This Jupyter Notebook loads CMIP6 NetCDF files, extracts climate variables for selected locations, converts the data into pandas DataFrames, and exports the results as CSV files for further analysis.

In [None]:
from pathlib import Path
import xarray as xr
import logging

# Configure logging
logging.basicConfig(level=logging.INFO, format="%(asctime)s - %(levelname)s - %(message)s")

# Define dataset directory
DATA_DIR = Path("datasets")

# Define locations for each model
LOCATIONS = {
    "UKESM1-0-LL": {"city": "London", "lat": 51.5, "lon": -0.1},
    "MIROC6": {"city": "Tokyo", "lat": 35.7, "lon": 139.7},
    "CESM2-WACCM": {"city": "Los Angeles", "lat": 34.05, "lon": -118.25},
}

# Define the experiments (ssp245 and ssp585) and variables (tas, pr)
EXPERIMENTS = ["ssp245", "ssp585"]
VARIABLES = ["tas", "pr"]

# Function to extract data for a given model and variable
def extract_location_data(model, experiment, variable):
    """Extracts time-series data for a specific model and city location."""
    file_path = DATA_DIR / f"cmip6_{variable}_{experiment}_{model}.nc"
    
    if not file_path.exists():
        logging.warning(f"File not found: {file_path}")
        return None

    logging.info(f"Processing {file_path} for {LOCATIONS[model]['city']}...")
    
    # Load dataset
    ds = xr.open_dataset(file_path)

    # Extract location details
    city = LOCATIONS[model]["city"]
    target_lat = LOCATIONS[model]["lat"]
    target_lon = LOCATIONS[model]["lon"]

    # Find the nearest grid point
    ds_nearest = ds.sel(lat=target_lat, lon=target_lon, method="nearest")
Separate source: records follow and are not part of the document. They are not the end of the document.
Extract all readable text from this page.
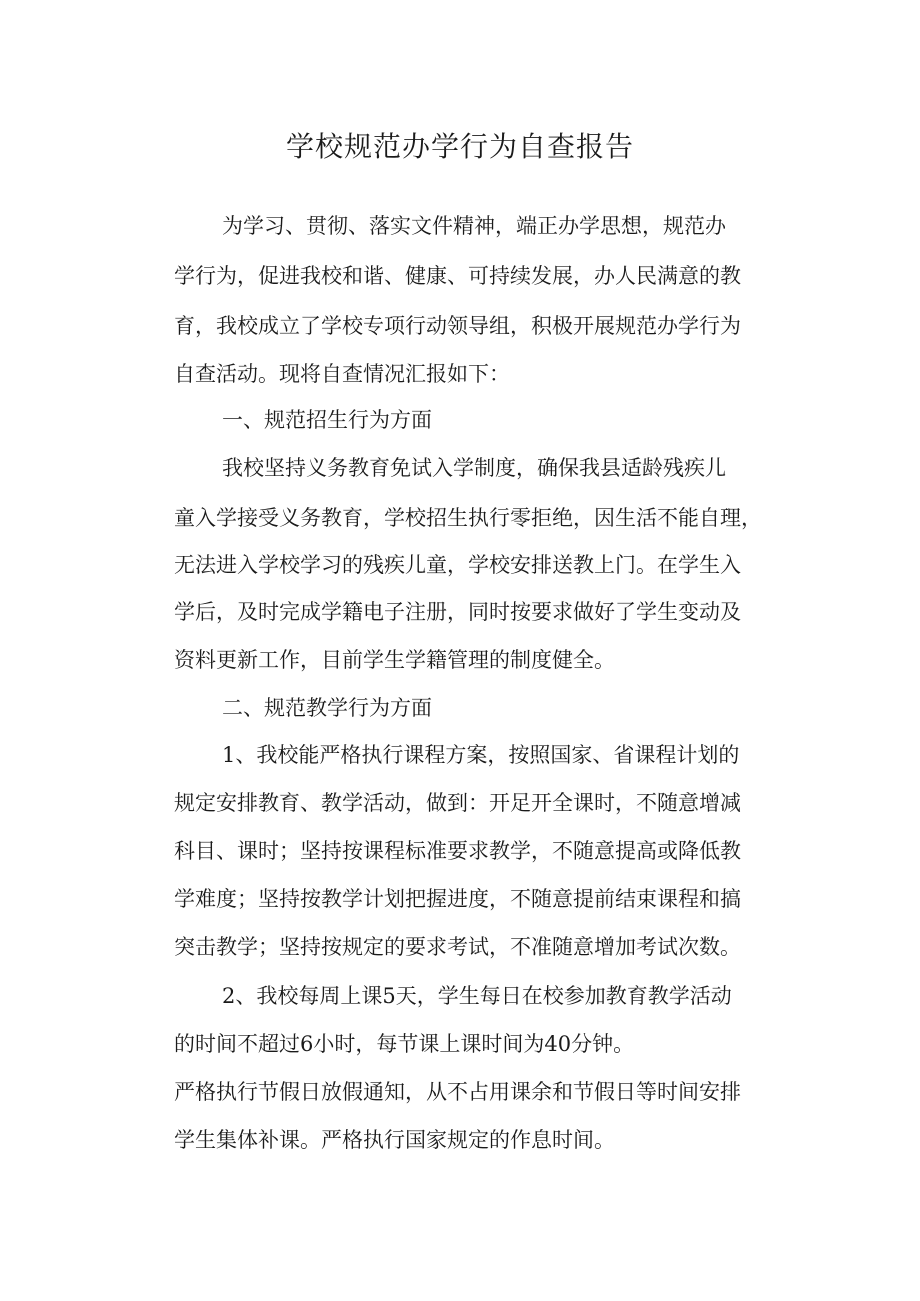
学校规范办学行为自查报告

为学习、贯彻、落实文件精神，端正办学思想，规范办

学行为，促进我校和谐、健康、可持续发展，办人民满意的教

育，我校成立了学校专项行动领导组，积极开展规范办学行为

自查活动。现将自查情况汇报如下：

一、规范招生行为方面

我校坚持义务教育免试入学制度，确保我县适龄残疾儿

童入学接受义务教育，学校招生执行零拒绝，因生活不能自理，

无法进入学校学习的残疾儿童，学校安排送教上门。在学生入

学后，及时完成学籍电子注册，同时按要求做好了学生变动及

资料更新工作，目前学生学籍管理的制度健全。

二、规范教学行为方面

1、我校能严格执行课程方案，按照国家、省课程计划的

规定安排教育、教学活动，做到：开足开全课时，不随意增减

科目、课时；坚持按课程标准要求教学，不随意提高或降低教

学难度；坚持按教学计划把握进度，不随意提前结束课程和搞

突击教学；坚持按规定的要求考试，不准随意增加考试次数。

2、我校每周上课5天，学生每日在校参加教育教学活动

的时间不超过6小时，每节课上课时间为40分钟。

严格执行节假日放假通知，从不占用课余和节假日等时间安排

学生集体补课。严格执行国家规定的作息时间。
    # Convert to DataFrame for easy handling
    df = ds_nearest.to_dataframe().reset_index()

    # Save extracted data
    output_file = DATA_DIR / f"{model}_{variable}_{experiment}_{city}.csv"
    df.to_csv(output_file, index=False)
    logging.info(f"Saved extracted data to {output_file}")

    return df

# Loop through models, experiments, and variables
for model in LOCATIONS.keys():
    for experiment in EXPERIMENTS:
        for variable in VARIABLES:
            extract_location_data(model, experiment, variable)

logging.info("Extraction complete.")